The next year, Jerusalem was conquered by the “wild Turcomans” and three thousand citizens slaughtered.  By “wild Turcomans”, Addison is referring to the Seljuk Turks whose impressive empire extended from India to the walls of Constantinople – an achievement only matched by Alexander the Great.

But when Addison wrote, the Turks were still demonised in European history books as alien, blood thirsty invaders.  Not that I’m sure they didn’t have their moments – but the Seljuks get a slightly better write up these days.

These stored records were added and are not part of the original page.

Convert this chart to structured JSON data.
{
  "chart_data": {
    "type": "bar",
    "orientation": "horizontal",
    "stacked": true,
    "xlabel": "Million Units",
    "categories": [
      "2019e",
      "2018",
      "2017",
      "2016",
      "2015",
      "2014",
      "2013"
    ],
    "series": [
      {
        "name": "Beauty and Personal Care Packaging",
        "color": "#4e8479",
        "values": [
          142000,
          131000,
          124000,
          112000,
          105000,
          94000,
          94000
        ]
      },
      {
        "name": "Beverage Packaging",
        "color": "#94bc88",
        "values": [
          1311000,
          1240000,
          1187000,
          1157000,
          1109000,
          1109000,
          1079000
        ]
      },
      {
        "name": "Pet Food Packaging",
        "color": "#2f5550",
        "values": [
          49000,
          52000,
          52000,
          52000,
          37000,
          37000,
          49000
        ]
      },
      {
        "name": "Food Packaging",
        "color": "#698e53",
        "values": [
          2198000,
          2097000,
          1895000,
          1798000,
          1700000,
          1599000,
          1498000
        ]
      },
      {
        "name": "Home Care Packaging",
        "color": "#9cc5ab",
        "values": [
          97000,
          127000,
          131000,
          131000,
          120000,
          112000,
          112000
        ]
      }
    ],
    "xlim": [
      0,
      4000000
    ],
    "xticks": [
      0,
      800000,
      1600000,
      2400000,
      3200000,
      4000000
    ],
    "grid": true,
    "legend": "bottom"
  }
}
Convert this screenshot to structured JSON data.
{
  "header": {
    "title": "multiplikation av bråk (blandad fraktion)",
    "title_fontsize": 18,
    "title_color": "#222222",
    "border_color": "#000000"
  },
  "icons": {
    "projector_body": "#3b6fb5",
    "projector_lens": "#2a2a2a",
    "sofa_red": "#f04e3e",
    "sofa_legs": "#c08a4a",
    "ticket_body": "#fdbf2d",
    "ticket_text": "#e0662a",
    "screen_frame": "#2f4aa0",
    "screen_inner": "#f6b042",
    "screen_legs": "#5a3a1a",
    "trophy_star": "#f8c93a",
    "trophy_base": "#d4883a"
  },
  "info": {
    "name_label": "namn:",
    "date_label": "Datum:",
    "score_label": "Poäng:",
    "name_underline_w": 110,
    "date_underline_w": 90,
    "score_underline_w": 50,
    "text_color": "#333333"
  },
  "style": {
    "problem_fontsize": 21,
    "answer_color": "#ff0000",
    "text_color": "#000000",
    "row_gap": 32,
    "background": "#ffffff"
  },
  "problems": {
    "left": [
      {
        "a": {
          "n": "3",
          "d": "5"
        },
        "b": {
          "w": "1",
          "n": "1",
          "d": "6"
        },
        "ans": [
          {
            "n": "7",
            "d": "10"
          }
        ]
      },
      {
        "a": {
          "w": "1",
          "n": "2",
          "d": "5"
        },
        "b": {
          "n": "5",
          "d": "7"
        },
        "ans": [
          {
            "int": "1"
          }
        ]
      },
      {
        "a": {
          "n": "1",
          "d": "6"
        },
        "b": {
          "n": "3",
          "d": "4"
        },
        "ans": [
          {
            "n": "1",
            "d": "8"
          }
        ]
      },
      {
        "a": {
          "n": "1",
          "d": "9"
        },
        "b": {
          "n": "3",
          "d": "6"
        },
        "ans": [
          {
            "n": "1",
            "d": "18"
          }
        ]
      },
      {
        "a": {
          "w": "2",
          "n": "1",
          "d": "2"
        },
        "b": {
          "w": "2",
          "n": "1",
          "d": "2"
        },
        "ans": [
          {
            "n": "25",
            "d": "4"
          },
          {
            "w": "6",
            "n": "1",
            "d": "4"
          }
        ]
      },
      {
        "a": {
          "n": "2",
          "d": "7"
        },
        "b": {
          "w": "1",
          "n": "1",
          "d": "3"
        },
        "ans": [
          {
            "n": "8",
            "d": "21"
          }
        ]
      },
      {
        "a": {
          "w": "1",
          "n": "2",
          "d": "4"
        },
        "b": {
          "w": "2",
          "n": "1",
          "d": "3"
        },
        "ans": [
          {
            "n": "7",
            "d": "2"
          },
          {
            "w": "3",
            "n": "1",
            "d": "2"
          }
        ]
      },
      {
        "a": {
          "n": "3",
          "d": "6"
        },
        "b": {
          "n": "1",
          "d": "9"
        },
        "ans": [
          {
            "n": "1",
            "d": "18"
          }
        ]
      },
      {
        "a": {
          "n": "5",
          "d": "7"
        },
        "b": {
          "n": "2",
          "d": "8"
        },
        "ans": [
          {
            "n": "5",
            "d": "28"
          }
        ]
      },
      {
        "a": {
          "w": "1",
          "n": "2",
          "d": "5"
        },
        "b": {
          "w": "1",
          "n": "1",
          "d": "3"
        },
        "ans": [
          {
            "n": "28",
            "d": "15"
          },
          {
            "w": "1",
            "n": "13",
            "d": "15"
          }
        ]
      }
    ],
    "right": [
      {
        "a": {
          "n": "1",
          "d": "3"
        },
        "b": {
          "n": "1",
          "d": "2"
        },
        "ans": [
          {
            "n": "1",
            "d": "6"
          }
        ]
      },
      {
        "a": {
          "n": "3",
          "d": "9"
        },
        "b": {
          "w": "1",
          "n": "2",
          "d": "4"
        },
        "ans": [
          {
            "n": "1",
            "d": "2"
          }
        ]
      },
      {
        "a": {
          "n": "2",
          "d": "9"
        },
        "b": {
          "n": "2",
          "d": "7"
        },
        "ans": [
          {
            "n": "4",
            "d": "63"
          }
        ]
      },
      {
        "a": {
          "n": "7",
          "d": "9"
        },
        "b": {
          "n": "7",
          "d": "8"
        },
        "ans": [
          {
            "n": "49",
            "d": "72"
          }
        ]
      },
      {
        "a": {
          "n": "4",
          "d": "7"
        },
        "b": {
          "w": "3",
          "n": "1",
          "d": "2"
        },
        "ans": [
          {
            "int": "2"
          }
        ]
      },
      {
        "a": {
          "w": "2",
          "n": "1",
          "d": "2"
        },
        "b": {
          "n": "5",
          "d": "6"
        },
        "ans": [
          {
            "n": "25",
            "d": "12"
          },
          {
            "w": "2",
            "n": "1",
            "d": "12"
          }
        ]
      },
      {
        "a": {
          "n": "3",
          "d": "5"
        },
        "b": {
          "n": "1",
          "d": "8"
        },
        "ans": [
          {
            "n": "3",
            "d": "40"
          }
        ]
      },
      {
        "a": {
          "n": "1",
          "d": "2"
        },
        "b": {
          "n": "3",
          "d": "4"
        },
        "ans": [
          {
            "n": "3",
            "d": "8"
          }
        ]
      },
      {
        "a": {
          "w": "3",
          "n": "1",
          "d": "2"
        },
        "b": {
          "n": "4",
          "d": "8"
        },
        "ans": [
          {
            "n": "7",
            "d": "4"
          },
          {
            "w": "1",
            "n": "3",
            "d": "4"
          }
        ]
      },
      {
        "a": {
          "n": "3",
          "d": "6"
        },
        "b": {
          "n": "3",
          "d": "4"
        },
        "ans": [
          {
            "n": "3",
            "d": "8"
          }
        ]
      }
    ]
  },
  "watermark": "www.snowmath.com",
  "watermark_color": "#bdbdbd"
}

Addison recounts one story that might be true – or could be crusader propaganda: “The patriarch of the Holy City was dragged by the hair of his head over the sacred pavement of the church of the Resurrection and cast in to a dungeon”.  Pilgrims were massacred or robbed and access to the Holy Sepulchre now came at an extortionate fee.

From the First Crusade to the Knights Templar

Needless to say the violence of the “wild Turcomans” sparked off the First Crusade.  The events that prompted nine crusader knights to form the Order of the Temple was the continued harassing of pilgrims by Bedouin horseman, Addison claims.  Pilgrims, whether coming by land or sea, had to put up with “daily hostility” and even death – he says.

So in 1118 – because of the breakdown of tolerance instituted by Caliph Omar and the wickedness of the “wild Turcomans”, our friends the Templars came in to being.